Eagerness took root in her expression. Her lips parted to accommodate a small suck of air, her excitement to hear my discovery bright in her eyes. “What did you find?”
I scoffed, tipping back more alcohol. “Nothing.”
The excitement in her gaze vanished, and in its place a shimmer of water blurred her eyes. “I…”
“Nothing. I was wiped from the earth so easily, Kloe. No one cared that Judd Asher had just vanished. He died that day. My life just… suddenly hadn’t been. No one mourned me. No one bothered to look too hard. Judd Asher melted into the background, and the
nothing
took him.”
She downed her drink and picked up the bottle that sat on the table, filling her glass to the top.
“So, I needed something, anything, to fill that gap.” Her eyes snapped back to mine again. “And that’s where you came in.”
“Me?”
“Mmm. If I couldn’t fill it with my life, then maybe I could fill it with yours. I needed to fill that gaping chasm with anything, just to make my existence real. To know that life still went on while mine stopped.”
“I don’t understand.” Her voice was quiet, her confusion evident in her narrow eyes.
“The world could have blown up. Aliens could have taken every living person on this cruel fucking planet, and I wouldn’t have had a clue while I rotted away in there. Twenty years is a long time, Kloe. So long that you begin to think that maybe the
nothing
took over everything else.” Another drink. “And maybe if I filled that
nothing
with
your
life, then maybe mine wasn’t as unimportant to the world. That my existence had a meaning after all.”

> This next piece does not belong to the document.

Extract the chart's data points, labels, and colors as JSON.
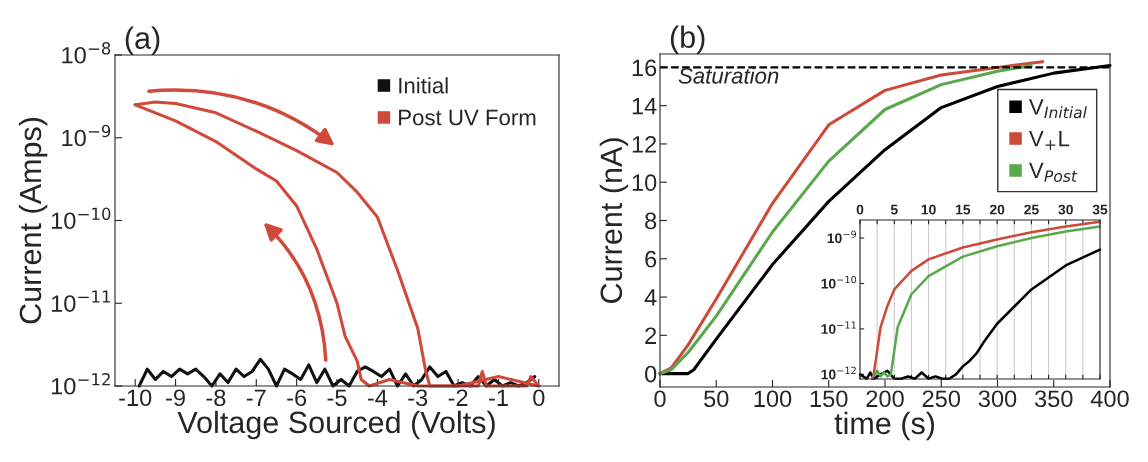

I could see she still didn’t comprehend what I was saying. Maybe it didn’t make sense for me to fill the gap in my life with someone else’s, but to me it made perfect sense. A story to scribe on the blank pages of twenty-one years. Lyrics to accompany the piece of music that didn’t otherwise flow fluidly from the orchestra. A life to fill a life.
Pushing my birth certificate slightly to the right, I placed hers down before mine.
“Is that my birth certificate?”
“It is,” I answered without glancing at her. “You were born two years before me so, of course, you go first.”
She sat, stunned into silence, as she watched me place the next paper down at the side of Judd’s disappearance article.
“You were seven when your mother, Josie Rowan, married Brian Smith.”
Pain flickered over her face when she looked at the marriage certificate. I hated it, the sorrow that seeped from her, so quickly lowering my eyes again, I placed the next item down.
“Where did you get that?” Her voice was choked, horror cloaking her soft voice as she started to shake beside me.
“It’s best not to ask that,” I answered, giving her a quick grin.
The medical record of Samantha Rowan mocked us both. Mocked her lies and her childhood.
“You were such a sweet little thing,” I murmured as I flipped open the file. “I couldn’t quite push myself to read it. Although I admit I’ve had it a while. But when you told me what my…
father
,” I spat out the word, making her flinch, “had done to you, I made myself look.”
My eyes slid to hers when I placed the police report down next, and I had to clench my fists together. “Care to tell me which is lying. You, or the report?”
She stiffened, her back slamming ramrod straight as she turned her face away from mine.